Lei Huang, Fang-Dong Geng, Jing-Jing Fan, Cheng Xue, Xiao-Yan Zhang, Ju-Qing Kang, Jian-Qiang Zhang, and Yi Ren*

College of Life Science, Shaanxi Normal University, Xi'an 710119, China

Keywords: Aquilegia ecalcarata; A. oxysepala var. kansuensis; A. rockii; A. yabeana; evolutionary history; genetic diversity

Abstract:

The genus Aquilegia is emerging as the new model system for plant development, ecology, and evolution studies. Previous research showed that pollinator shift might drive the diversification of North American Aquilegia species, and natural selection on the length of petal nectar spur might play a crucial role. In this genus, A. ecalcarata Maxim. is the only taxon that has lost nectar spurs. Previous phylogenetic results indicated that A. ecalcarata, A. yabeana Kitag., A. oxysepala var. kansuensis Bruhl., and A. rockii Munz comprised a monophyletic group. However, their pattern of genetic diversity remains unknown. In addition, little is known about the evolutionary relationship among the four species on the population level.
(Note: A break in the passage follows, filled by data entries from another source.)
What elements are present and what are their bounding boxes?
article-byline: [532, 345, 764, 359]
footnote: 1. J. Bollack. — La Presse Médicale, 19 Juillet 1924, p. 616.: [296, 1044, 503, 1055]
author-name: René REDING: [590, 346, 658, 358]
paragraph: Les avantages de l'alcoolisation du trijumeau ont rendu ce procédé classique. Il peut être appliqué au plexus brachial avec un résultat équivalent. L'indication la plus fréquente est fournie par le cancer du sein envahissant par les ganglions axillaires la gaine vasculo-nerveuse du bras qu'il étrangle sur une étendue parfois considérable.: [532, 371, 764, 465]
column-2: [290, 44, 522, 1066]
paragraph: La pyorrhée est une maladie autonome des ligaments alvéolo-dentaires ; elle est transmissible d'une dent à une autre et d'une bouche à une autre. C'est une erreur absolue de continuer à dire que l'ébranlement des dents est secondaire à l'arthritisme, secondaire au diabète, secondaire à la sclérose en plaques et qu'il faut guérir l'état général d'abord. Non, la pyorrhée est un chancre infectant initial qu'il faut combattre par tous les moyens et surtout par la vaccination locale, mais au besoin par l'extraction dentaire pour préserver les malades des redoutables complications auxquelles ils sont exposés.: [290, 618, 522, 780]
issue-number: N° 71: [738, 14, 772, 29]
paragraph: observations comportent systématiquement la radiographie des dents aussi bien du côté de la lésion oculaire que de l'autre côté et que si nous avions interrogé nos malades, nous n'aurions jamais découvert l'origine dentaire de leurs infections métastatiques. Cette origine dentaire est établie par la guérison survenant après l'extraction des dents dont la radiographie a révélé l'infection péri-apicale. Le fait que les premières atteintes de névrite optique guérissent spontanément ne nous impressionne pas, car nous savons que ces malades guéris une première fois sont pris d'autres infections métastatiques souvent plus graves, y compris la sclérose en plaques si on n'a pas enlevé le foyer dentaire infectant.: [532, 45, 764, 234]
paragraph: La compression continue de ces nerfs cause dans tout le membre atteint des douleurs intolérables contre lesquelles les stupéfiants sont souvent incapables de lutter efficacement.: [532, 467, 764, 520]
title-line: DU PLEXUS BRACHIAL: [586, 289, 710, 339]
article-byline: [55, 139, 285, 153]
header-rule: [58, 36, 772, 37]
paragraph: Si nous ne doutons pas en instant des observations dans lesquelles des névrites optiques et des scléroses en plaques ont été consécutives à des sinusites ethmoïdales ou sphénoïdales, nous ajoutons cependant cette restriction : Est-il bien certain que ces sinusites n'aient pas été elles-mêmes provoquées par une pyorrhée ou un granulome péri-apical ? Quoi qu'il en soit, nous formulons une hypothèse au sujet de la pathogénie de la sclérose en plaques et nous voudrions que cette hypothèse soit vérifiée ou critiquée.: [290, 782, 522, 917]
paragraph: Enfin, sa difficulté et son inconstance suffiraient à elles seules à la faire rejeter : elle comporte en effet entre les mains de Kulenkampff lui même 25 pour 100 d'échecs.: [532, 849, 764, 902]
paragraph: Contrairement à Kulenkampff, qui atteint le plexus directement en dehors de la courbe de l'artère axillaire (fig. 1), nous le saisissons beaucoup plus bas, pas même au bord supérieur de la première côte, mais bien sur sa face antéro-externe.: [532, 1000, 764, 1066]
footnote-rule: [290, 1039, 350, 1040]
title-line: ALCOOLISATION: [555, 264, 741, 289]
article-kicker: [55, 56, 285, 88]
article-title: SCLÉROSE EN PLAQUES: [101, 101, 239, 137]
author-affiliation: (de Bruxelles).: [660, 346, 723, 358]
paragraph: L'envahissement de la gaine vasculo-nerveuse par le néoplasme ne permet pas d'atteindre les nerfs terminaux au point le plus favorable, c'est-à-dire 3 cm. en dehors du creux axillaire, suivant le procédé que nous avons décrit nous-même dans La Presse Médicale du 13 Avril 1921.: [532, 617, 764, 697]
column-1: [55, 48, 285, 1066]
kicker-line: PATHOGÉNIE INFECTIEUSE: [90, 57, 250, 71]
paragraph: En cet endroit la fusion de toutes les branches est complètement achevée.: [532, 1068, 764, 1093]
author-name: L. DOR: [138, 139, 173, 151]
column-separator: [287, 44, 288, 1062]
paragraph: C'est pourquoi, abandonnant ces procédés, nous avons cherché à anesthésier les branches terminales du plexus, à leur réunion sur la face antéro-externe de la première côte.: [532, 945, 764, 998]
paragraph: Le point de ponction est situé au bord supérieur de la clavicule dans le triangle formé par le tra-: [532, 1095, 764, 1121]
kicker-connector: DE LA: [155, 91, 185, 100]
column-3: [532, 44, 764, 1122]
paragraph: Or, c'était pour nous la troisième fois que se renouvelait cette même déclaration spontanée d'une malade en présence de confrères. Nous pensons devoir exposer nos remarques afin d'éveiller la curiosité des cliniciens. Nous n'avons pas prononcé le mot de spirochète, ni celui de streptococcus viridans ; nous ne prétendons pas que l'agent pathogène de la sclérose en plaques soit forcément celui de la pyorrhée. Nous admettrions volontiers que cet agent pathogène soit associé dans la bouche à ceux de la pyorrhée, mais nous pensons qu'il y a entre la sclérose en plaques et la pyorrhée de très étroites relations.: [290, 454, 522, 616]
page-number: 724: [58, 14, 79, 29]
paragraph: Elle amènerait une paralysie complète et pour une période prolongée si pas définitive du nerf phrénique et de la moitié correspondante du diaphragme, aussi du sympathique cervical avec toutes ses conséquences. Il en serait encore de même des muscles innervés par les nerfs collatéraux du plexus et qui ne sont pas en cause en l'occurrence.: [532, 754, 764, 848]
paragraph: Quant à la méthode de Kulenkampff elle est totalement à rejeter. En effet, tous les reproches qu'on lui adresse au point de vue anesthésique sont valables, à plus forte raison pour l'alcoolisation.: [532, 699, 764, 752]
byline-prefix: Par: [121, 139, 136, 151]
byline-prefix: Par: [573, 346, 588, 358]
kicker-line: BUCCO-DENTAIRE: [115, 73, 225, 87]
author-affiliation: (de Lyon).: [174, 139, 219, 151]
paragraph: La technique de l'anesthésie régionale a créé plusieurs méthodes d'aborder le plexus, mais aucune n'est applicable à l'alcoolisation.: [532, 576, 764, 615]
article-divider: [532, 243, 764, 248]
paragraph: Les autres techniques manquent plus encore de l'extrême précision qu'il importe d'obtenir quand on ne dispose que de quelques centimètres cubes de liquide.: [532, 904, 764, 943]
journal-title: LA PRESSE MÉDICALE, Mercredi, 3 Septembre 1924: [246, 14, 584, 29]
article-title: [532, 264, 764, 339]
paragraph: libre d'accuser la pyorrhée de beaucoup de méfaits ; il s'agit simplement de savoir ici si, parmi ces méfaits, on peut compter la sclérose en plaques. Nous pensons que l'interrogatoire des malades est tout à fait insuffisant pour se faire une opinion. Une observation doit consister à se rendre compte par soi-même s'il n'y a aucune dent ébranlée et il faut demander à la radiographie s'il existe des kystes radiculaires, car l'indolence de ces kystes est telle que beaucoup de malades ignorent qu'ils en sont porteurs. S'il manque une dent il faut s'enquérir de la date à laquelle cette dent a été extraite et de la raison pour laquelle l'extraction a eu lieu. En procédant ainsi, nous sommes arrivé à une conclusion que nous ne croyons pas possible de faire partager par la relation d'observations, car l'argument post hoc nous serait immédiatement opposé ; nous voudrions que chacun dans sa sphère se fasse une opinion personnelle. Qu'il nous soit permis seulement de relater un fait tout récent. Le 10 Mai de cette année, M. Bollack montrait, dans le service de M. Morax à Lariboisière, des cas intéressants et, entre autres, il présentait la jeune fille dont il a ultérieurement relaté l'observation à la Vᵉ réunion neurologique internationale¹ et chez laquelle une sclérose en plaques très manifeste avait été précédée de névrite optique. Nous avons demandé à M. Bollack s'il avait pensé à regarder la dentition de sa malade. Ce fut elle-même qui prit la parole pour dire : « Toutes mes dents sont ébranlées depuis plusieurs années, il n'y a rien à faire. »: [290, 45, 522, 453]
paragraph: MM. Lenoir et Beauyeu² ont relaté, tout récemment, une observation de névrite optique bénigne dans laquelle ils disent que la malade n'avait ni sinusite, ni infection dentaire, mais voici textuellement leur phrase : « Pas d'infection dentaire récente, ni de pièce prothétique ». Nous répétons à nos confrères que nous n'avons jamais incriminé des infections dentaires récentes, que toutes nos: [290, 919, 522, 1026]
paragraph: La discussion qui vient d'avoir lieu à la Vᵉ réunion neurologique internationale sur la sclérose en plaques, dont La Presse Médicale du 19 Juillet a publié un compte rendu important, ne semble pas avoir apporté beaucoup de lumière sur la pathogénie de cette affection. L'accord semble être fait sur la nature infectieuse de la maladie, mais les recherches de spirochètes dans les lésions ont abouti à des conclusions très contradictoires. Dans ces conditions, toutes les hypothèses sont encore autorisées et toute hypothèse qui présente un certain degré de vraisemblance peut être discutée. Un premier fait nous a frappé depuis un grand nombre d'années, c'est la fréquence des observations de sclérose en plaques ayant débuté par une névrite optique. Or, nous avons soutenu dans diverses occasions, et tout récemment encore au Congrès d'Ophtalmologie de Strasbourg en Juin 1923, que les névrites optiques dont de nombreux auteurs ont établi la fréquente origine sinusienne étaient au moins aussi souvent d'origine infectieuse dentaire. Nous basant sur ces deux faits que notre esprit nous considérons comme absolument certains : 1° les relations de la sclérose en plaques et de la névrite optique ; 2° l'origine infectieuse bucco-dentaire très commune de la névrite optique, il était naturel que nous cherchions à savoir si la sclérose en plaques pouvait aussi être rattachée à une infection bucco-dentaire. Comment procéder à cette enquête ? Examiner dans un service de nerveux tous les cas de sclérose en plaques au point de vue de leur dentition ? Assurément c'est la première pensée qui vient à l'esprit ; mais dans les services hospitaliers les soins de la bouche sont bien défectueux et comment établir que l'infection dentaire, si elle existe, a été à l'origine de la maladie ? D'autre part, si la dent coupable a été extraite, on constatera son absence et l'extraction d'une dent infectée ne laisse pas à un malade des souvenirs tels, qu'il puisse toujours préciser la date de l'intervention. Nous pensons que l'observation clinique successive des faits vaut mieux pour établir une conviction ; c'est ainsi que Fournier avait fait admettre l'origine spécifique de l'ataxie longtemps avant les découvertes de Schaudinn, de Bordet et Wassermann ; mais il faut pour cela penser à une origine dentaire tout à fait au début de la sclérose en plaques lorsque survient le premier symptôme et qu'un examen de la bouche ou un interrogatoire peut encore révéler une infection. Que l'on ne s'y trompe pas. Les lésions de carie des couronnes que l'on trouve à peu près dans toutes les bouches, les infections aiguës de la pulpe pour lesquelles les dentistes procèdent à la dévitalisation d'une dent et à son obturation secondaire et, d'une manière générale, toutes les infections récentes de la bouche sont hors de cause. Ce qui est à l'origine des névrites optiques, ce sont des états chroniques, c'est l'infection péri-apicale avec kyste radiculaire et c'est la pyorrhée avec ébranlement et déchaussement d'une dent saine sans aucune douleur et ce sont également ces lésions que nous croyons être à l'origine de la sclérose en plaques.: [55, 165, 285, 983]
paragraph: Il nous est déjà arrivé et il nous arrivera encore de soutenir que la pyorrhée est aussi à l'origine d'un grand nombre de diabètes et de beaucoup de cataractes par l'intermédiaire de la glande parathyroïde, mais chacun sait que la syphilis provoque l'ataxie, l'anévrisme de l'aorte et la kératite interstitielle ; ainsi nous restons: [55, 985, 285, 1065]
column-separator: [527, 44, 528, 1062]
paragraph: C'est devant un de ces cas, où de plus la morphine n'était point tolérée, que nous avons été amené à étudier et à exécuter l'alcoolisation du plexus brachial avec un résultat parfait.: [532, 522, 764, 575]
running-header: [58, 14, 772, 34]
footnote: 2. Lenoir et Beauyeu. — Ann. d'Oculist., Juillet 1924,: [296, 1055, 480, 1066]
We carried out a population genetics study with 21 representative populations based on 10 single-copy nuclear gene fragments and found that: (i) A. yabeana conserved the highest genetic diversity (both πsil and θsil) and A. oxysepala var. kansuensis had the lowest level; (ii) A. ecalcarata split into two groups, with one population clustered with A. rockii and the other five populations clustered with A. oxysepala var. kansuensis; and (iii) the allele frequency spectrum showed an excess of low frequency alleles in all four species, implying that they may undergo the mutation-drift equilibrium. Our findings provide the first investigation of genetic diversity and evolutionary relationships in A. yabeana, A. oxysepala var. kansuensis, A. rockii, and A. ecalcarata. They lay the foundation for future evolutionary studies, such as speciation mediated by pollinators.